Yemen's north-south links continue to fray after 18 months of war, and neither side looks capable of battlefield victory.
EghtesadOnline: It used to take two and half hours to make the simple trip from the Yemeni city of Taiz to Aden on the southern coast. Lately, it could take an entire day using jeeps and donkeys across a mountain pass and checkpoints, showing how another Arab country is at risk of being irreversibly carved up by conflict.
More than five years after Yemen was swept up by the jubilation and turmoil of the Arab Spring, it is now a cauldron of proxy war that pits Iran against a Saudi Arabia keen to keep its arch-rival out of its backyard. The war’s mounting death toll—10,000 at the latest count—is overshadowed by even greater carnage in Syria and mostly ignored by a world confused by the complicated politics of a country few understand.
But Yemen matters, not only because people are dying. Its location makes it a potential staging point for attacks on the world’s biggest oil producer and a breeding ground for Islamist extremism. The carnage is unleashing yet another humanitarian disaster in a region that’s already being ripped apart, according to Bloomberg.
The reality is “no one knows how to address the problems in Yemen and no one is willing to commit the resources or attention,” said Graham Griffiths, an analyst at Control Risks in Dubai. “We’re unlikely to see stability brought to the country or a functioning central government re-established that controls all of Yemen’s territory. It will certainly remain a safe haven for groups like al-Qaeda and possibly the Islamic state.”
North V. South
The war pits a Saudi-backed government that controls most southern territories against pro-Iranian Shiite Houthi rebels who control the capital Sana’a in the north. The two regions were separate countries that only unified in 1990. A southern attempt to secede in 1994 was crushed by then-President Ali Abdullah Saleh, the main ally of the Houthis in the current conflict.
Few experiences illustrate the country’s deepening fractures than traveling between the north and south. Having friends who can vouch for you makes it easier to pass security checkpoints into either territory. Taking a woman along on a trip can help because it means you’re less likely to be searched or questioned.
Months after the conflict broke out in 2015, residents of Taiz, Yemen’s industrial hub and the main gateway to the south, had to use a boulder-strewn pass across mountains to take the 270-kilometer (168-mile) journey south to the coast after the roads to the city were blocked by the Houthis and allied forces to continue to impose a siege on the city.
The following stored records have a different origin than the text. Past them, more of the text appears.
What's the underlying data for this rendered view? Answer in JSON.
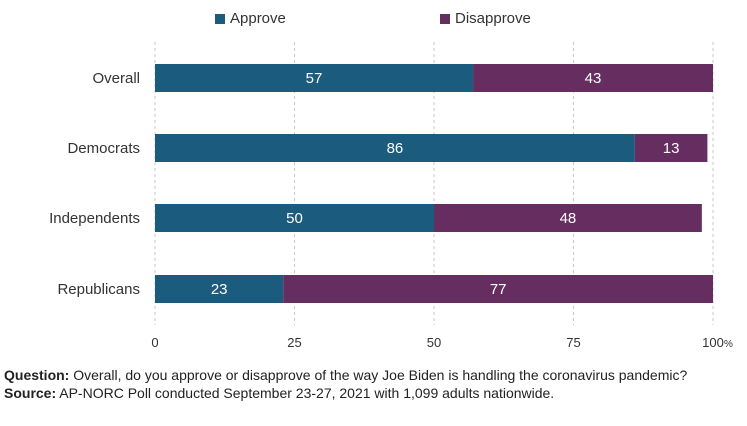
{
  "chart_data": {
    "type": "bar",
    "orientation": "horizontal",
    "stacked": true,
    "categories": [
      "Overall",
      "Democrats",
      "Independents",
      "Republicans"
    ],
    "series": [
      {
        "name": "Approve",
        "values": [
          57,
          86,
          50,
          23
        ],
        "color": "#1b5b7d"
      },
      {
        "name": "Disapprove",
        "values": [
          43,
          13,
          48,
          77
        ],
        "color": "#662d61"
      }
    ],
    "xlim": [
      0,
      100
    ],
    "xticks": [
      0,
      25,
      50,
      75,
      100
    ],
    "xtick_suffix": "%",
    "legend_position": "top-center",
    "grid": "vertical dashed"
  },
  "legend": {
    "approve_label": "Approve",
    "disapprove_label": "Disapprove"
  },
  "notes": {
    "question_label": "Question:",
    "question_text": " Overall, do you approve or disapprove of the way Joe Biden is handling the coronavirus pandemic?",
    "source_label": "Source:",
    "source_text": " AP-NORC Poll conducted September 23-27, 2021 with 1,099 adults nationwide."
  }
}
That meant the journey took 14 hours on a path teeming with men, women and children. Some are trying to flee, others had been hired—for less than $2 a trip—as porters to bring food and medicine into the city. Donkeys hauled heavier loads and there were even camels loaded with weapons destined for pro-government fighters. Jeeps crawled up less steep sections.
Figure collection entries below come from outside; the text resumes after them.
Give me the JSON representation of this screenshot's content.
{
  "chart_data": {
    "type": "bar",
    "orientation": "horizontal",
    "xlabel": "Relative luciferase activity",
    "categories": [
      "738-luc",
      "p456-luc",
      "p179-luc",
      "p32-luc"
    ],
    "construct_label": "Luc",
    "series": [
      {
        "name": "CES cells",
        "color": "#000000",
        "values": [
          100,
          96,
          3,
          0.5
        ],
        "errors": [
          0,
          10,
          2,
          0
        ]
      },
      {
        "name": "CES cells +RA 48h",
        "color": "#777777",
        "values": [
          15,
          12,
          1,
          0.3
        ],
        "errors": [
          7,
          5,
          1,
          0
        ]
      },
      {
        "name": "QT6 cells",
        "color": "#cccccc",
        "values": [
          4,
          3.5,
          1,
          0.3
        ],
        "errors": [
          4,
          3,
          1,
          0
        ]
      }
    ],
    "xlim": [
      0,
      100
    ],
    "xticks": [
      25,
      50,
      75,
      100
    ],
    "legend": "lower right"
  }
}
On one journey, some of the travelers cracked jokes and sang folk songs as they made their way up the pass, even as they lamented a conflict that they feel is dragging Yemen back centuries. When a donkey fell off the trail and died, anti-Houthi activists praised the animal for its “remarkable contribution in alleviating the suffering of the people of Taiz,” a sardonic dig at the failure of the Saudi-backed government to end their plight.
Those who fled left behind a city that is now full of gunmen. Streets, once bustling, are more accustomed to bloodshed. Just going out to buy bread can be fatal.
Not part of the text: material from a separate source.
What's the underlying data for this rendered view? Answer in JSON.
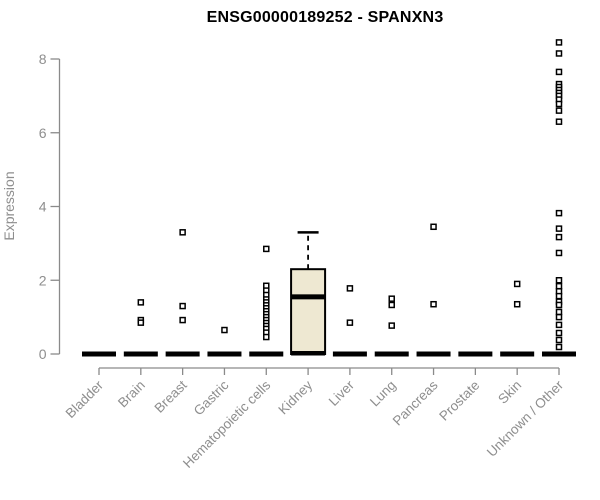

That’s been a disaster for its people. Najla Alhindi and her husband saved for 15 years to build a flat on the roof of her father’s house in the city, but only got to enjoy their new home for a couple of weeks, moving in just before Taiz was engulfed by the war. The couple left for the relative safety of a village and later returned to find two family members had died in the fighting. A shop rented out by Alhindi’s mother that provided crucial income had been reduced to rubble.
Control of Taiz offers a strategic advantage, though locals say their besiegers are as much driven by revenge. It was in Taiz that the 2011 revolt that ended President Saleh’s rule began. Residents say the Houthis want to punish the city for spearheading protests against their armed takeover.
“Saleh is taking revenge on Taiz, and wants to rule us by force or kill us,” Samirah, a woman wearing the traditional dress of the Sabir mountain region, said on one of the trips across the pass. It won’t work, she said: “We’re ready to sacrifice more rather than surrender.”
Only a few factories are operational, most in areas controlled by the Houthis or their allies. Just four public and private hospitals out of 39 are open, and they can’t accommodate all the sick and injured. Medical supplies are running low. At the start of the conflict, gasoline prices surged to about $10 per liter, up from $0.69 before the war, though prices have since come down to below $3.
The rest of the country isn’t in a better situation. More than 140 people were killed when the Saudi-led coalition attacked a funeral hall in Sana’a this month. The coalition said the attack was a mistake. In Aden, more than 50 people died in a suicide attack that targeted recruits joining forces fighting the Houthi in late August.
And while the U.S. military retaliated against missiles fired at a Navy ship this month, there are few signs that resolving the conflict is seen as a priority by western powers, according to Griffiths at Control Risks.
“Yemen is likely to remain a second tier item on the U.S. and other countries’ agenda,” he said.